Crapo scheduled the event with reporters at southwest Boise gun shop. There, he blasted Congress’ and President Barack Obama’s bid to tighten gun laws while promoting reauthorization of a 2004 law that, among other things, directs federal taxpayer money for mental health courts.
A three-term Idaho lawmaker, Crapo is using the latest congressional recess to emphasize his reputation as a serious policy maker, not a man on his heels after his December drunken driving arrest and this month’s disclosure his campaign lost $250,000 on a loan-gone-sour. Despite turbulence, Crapo said he hasn’t thought of retiring or considered consequences for his 2016 re-election.
“No, the answer is definitely not,” Crapo said. “I think serving in the U.S. Senate is an incredible honor. I’ve been very engaged in the ‘Gang of Six’ and the other efforts to deal with our national debt crisis. I’m still fully engaged in that and all of the other aspects of my responsibilities in Washington, D.C.”
Crapo was arrested Dec. 23 after midnight in Alexandria, Va., and later pleaded guilty drunken driving, losing his license for a year.
And this month, Crapo announced that his ex-campaign manager shifted $250,000 from donors’ contributions to a high school buddy who later lost it with a Las Vegas company he now maintains stole the cash. The Federal Election Commission is scrutinizing Crapo’s updated campaign filings; efforts to recover the money have been fruitless, he said.
“It’s been very discouraging personally,” Crapo conceded, of his woes. “But it has not fortunately impacted my working relationships with any of my colleagues. And frankly, the reaction of the people of Idaho has been very wonderful.”

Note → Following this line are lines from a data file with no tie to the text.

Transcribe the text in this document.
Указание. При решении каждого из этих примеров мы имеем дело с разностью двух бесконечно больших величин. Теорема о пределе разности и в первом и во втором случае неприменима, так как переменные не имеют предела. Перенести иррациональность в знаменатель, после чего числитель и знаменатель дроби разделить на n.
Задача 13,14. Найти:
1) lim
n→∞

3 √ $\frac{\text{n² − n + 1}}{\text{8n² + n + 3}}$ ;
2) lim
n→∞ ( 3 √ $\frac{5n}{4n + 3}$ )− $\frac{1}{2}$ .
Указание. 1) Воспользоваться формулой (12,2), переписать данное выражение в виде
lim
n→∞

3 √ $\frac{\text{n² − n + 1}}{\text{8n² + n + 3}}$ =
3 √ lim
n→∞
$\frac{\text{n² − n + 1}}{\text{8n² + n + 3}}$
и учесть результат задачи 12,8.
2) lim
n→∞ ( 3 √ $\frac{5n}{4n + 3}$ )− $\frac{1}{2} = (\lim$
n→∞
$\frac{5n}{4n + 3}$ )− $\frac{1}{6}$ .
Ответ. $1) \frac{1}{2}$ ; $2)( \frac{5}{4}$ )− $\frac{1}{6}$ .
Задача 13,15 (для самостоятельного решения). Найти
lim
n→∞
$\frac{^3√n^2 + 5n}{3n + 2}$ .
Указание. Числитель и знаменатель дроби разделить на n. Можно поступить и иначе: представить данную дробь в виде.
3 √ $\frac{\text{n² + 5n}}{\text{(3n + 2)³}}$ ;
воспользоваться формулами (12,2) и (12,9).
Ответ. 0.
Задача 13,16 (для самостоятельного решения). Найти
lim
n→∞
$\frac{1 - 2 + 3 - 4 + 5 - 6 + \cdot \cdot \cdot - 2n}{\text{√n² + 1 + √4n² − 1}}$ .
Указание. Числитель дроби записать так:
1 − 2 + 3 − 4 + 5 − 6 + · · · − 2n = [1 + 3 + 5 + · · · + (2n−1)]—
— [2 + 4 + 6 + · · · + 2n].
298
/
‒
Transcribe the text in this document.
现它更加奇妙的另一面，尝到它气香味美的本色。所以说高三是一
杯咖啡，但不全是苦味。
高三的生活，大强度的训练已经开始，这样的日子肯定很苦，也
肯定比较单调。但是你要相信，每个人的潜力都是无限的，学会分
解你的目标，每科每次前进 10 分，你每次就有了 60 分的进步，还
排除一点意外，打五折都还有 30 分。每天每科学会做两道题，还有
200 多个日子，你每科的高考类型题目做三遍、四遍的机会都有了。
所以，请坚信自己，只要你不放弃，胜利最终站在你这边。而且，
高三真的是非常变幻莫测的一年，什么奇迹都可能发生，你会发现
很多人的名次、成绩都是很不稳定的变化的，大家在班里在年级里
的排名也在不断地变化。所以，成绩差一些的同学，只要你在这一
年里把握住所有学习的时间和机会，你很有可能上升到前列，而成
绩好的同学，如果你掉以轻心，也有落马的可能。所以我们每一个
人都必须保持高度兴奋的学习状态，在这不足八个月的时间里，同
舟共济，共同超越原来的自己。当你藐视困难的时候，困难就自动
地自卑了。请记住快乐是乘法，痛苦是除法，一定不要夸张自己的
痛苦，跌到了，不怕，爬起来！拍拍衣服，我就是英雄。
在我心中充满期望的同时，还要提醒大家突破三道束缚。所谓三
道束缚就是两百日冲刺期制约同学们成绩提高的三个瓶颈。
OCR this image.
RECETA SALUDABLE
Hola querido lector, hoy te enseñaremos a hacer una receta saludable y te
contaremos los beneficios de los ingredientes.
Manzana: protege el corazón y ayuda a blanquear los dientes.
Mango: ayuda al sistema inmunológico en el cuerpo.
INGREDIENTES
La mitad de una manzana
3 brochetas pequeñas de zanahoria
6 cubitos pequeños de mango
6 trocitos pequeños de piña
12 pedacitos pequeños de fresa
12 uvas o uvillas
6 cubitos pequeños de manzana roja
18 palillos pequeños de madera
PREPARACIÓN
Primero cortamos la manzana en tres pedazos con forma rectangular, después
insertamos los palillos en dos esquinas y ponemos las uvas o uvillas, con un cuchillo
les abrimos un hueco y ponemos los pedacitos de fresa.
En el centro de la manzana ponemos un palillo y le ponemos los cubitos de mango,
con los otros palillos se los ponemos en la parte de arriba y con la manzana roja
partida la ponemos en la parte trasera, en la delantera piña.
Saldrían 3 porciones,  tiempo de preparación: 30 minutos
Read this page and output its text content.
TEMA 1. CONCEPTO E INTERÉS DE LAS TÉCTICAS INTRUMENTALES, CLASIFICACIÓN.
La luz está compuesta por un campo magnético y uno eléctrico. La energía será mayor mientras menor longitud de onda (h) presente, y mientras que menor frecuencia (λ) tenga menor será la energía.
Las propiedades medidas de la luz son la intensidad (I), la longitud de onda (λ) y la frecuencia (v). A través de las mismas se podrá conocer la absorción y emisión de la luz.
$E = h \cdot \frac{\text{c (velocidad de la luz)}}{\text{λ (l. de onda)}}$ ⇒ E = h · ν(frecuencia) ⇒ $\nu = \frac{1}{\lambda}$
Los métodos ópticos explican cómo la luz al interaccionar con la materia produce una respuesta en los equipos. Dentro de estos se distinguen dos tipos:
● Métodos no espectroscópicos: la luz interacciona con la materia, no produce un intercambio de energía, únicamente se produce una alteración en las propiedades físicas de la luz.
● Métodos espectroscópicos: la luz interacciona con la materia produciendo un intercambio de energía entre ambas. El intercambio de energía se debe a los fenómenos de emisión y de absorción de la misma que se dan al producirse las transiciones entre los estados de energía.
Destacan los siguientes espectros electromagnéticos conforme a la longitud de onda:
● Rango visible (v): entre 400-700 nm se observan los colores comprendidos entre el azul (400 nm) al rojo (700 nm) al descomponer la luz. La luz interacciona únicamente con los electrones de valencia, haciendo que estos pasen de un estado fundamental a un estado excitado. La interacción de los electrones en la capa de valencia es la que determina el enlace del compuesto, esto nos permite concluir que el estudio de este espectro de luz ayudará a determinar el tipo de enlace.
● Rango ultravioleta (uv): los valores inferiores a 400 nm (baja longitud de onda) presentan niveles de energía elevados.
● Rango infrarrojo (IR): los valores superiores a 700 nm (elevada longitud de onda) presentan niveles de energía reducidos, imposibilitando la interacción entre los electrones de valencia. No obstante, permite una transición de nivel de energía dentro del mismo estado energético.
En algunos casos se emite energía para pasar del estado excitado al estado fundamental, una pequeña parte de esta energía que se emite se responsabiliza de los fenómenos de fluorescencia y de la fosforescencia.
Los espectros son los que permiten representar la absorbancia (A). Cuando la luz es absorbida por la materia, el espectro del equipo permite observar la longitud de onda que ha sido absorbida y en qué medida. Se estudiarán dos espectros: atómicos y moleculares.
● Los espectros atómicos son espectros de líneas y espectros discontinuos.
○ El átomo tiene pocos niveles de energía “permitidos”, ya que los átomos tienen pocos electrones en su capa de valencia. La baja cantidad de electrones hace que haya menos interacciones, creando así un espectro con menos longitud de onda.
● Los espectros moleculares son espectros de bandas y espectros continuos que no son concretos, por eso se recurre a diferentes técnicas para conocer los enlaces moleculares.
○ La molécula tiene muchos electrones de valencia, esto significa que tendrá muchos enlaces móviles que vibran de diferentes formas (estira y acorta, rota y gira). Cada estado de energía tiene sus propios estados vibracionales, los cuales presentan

May 30 was among his first appearances with Idaho media this year and Crapo flanked himself with two GOP supporters, state Rep. Christy Perry of Nampa and Sen. Marv Hagedorn of Meridian.
The venue was Perry’s family’s gun shop in Boise, which features rifles, shotguns and handguns that she complains are too difficult to sell because of the burden of misguided federal requirements, including that she ask customers if they smoke marijuana or are a fugitive from justice.
Crapo said it could have been worse, had federal gun legislation prompted by December’s mass shooting at a Connecticut elementary school not failed in the Senate in April.
“The response to restrict the 2nd Amendment rights of law-abiding citizens is not the appropriate reaction to this issue,” Crapo said. “The appropriate reaction is to focus on the causes of violence in our society, and to take the necessary actions to identify and treat mental illness.”
The alternative Crapo is promoting isn’t new: The Justice and Mental Health Collaboration Act, first passed a decade ago, aims to improve access to mental health services for those who commit crimes, as well as help law enforcement better respond to mental health issues. Its original price tag was $50 million, while the new bill includes $40 million from 2015 to 2019.
Hagedorn, one of the Idaho Legislature’s most ardent gun-rights advocates, said the bill Crapo is backing with 30 Republican and Democratic U.S. Senate co-sponsors is the appropriate response to reducing crime.”
“We should be focused more on behavioral health,” Hagedorn said. “We need to focus on that, instead of worrying about the federal government encroaching on our 2nd Amendment rights.”